Regarding alcohol and other substance use, similar to mental health disorders, study protocols typically state that for individuals with active or recent use (within 6–12 months,) they are left to the discretion of investigators to determine their ability to adhere to study protocols. This typically leads to study exclusion. However, while active injection drug is frequently an exclusionary consideration in HCV trials, studies have shown that such individuals may be successfully treated with DAA therapy [19, 20]. This is particularly noteworthy as people who inject drugs (PWID) are disproportionately impacted by HCV infection (with prevalence rates up to 39%) such that HCV elimination efforts must include the population to be successfully achieved [21].

The requirement for HIV disease control in patients who are candidates for HCV therapy may also be inappropriate. While the current management paradigm of HIV disease is lifelong ART with disease control, HCV can be cured with relatively short term therapy (8–12 weeks) in almost all patients including those with HIV. Therefore, while poor adherence can cut across comorbid conditions in an individual, and poor control of one disease may be a reliable surrogate for risk of poor adherence to the treatment of another comorbidity, individuals may be motivated by a finite and short duration of therapy and the prospect of a cure to preferentially adhere to HCV therapy. Similarly, having a low CD4 count as an exclusion criteria may not be clinically appropriate.

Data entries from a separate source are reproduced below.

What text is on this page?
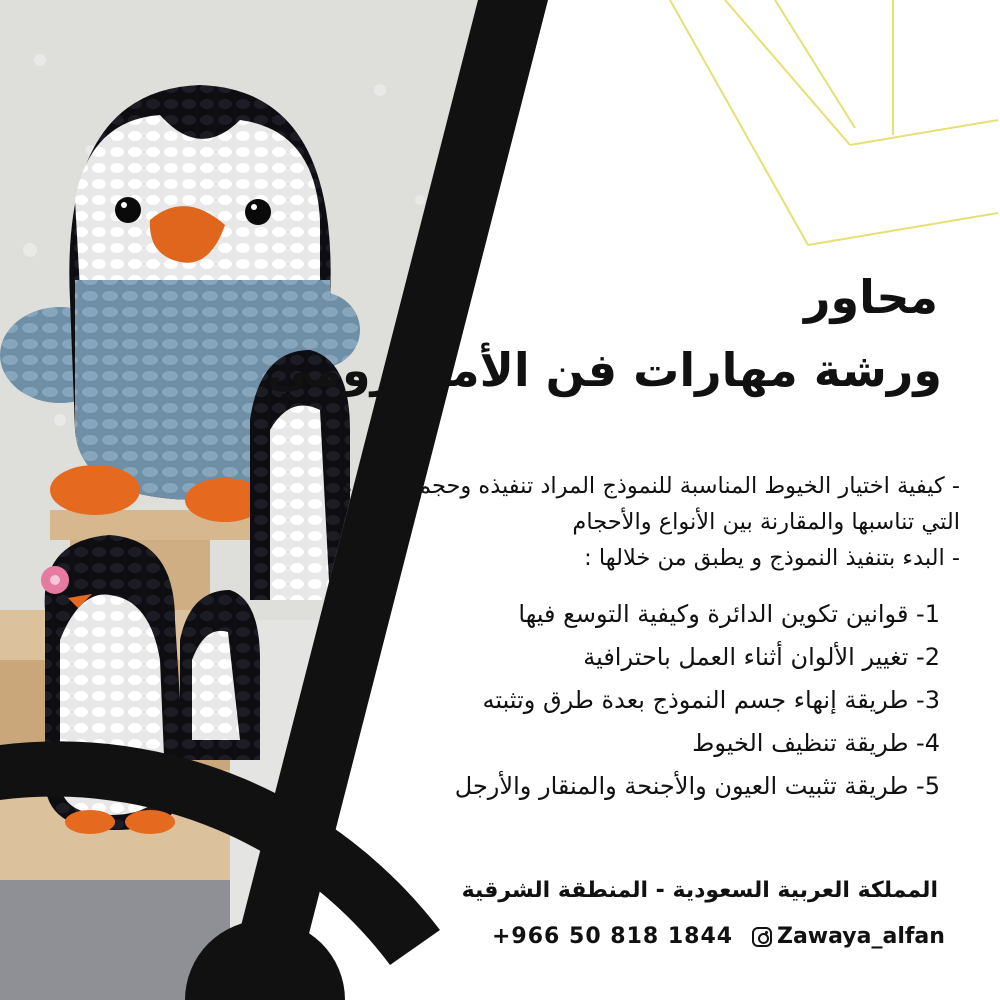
محاور
ورشة مهارات فن الأميجرومي

- كيفية اختيار الخيوط المناسبة للنموذج المراد تنفيذه وحجم السنارة التي تناسبها والمقارنة بين الأنواع والأحجام

- البدء بتنفيذ النموذج و يطبق من خلالها :

1- قوانين تكوين الدائرة وكيفية التوسع فيها
2- تغيير الألوان أثناء العمل باحترافية
3- طريقة إنهاء جسم النموذج بعدة طرق وتثبته
4- طريقة تنظيف الخيوط
5- طريقة تثبيت العيون والأجنحة والمنقار والأرجل
المملكة العربية السعودية - المنطقة الشرقية
+966 50 818 1844 Zawaya_alfan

Certain exclusion criteria may not be modifiable when identified such as presence of liver cirrhosis with decompensation. However, even in those individuals, referral to or consultation with an HCV expert may facilitate treatment.

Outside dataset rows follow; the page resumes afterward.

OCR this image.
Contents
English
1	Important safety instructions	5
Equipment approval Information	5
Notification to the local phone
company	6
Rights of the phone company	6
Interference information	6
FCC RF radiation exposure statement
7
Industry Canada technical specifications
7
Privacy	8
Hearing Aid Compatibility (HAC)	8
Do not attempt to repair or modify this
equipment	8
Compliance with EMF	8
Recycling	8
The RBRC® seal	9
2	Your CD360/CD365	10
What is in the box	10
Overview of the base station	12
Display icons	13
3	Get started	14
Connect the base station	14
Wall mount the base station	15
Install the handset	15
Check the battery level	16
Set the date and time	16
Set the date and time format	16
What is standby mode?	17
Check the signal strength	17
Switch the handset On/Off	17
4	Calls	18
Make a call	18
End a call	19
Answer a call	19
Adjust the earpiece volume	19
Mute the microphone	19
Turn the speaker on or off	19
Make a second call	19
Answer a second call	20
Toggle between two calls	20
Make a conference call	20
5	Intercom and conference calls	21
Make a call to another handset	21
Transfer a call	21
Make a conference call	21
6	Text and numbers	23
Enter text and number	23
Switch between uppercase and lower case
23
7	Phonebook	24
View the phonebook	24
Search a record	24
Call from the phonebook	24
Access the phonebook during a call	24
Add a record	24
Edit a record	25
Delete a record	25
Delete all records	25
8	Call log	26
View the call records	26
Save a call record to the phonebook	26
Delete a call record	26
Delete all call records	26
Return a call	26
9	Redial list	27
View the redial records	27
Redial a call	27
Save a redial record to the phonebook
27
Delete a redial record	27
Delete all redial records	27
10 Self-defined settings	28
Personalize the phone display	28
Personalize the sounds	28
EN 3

Our cohort which had a majority of patients of Black race could have faced unique barriers to study eligibility. In our cohort, black individuals had significantly higher rates of active alcohol or injection drug use compared to non-black individuals. Typically, black patients are underrepresented in HCV clinical trials despite being disproportionately impacted by HCV [22]. Contributors to this decreased eligibility may reflect patient characteristics such as substance use or homelessness. However, there are suggestions in the literature that provider bias rather than these cited reasons may be an important factor in black patients being deemed ineligible for HCV therapy [23]. To overcome some of these barriers, a multidisciplinary treatment model with integrated care for substance use, mental health disorder, in many cases which already exist within HIV clinic frameworks, may be employed to optimize HCV therapy. There are already some examples of successful real world treatment of HIV/HCV coinfected individuals that demonstrate that stringent exclusion criteria in clinical trials do not necessarily need to be invoked [24, 25].

Limitations

We had a small sample size, utilized data from a single center and had a high proportion of patients who were black, male and had decompensated liver cirrhosis which may not reflect characteristics of other HCV-HIV infected cohorts such that it may limit the generalizability of our findings. We used robust definitions of psychiatric disorders, and didn’t quantify severity of alcohol and drug use, which may have led to overestimation of ineligibility rates. Patient characteristics were determined as documented by providers which can be incomplete, biased or inaccurate.

Conclusion

While the cure rates of people with HIV-HCV coinfection are impressive, more efforts are needed to address barriers to treatment eligibility as have been identified in this and other studies. Contemporary evidence suggests that historically hard-to-treat patients such as substance users can be successfully treated for hepatitis C such that study designs should be expanded to include such populations. In addition, while not all barriers identified are modifiable, a multidisciplinary care approach may also result in more optimal management outcomes for these patients.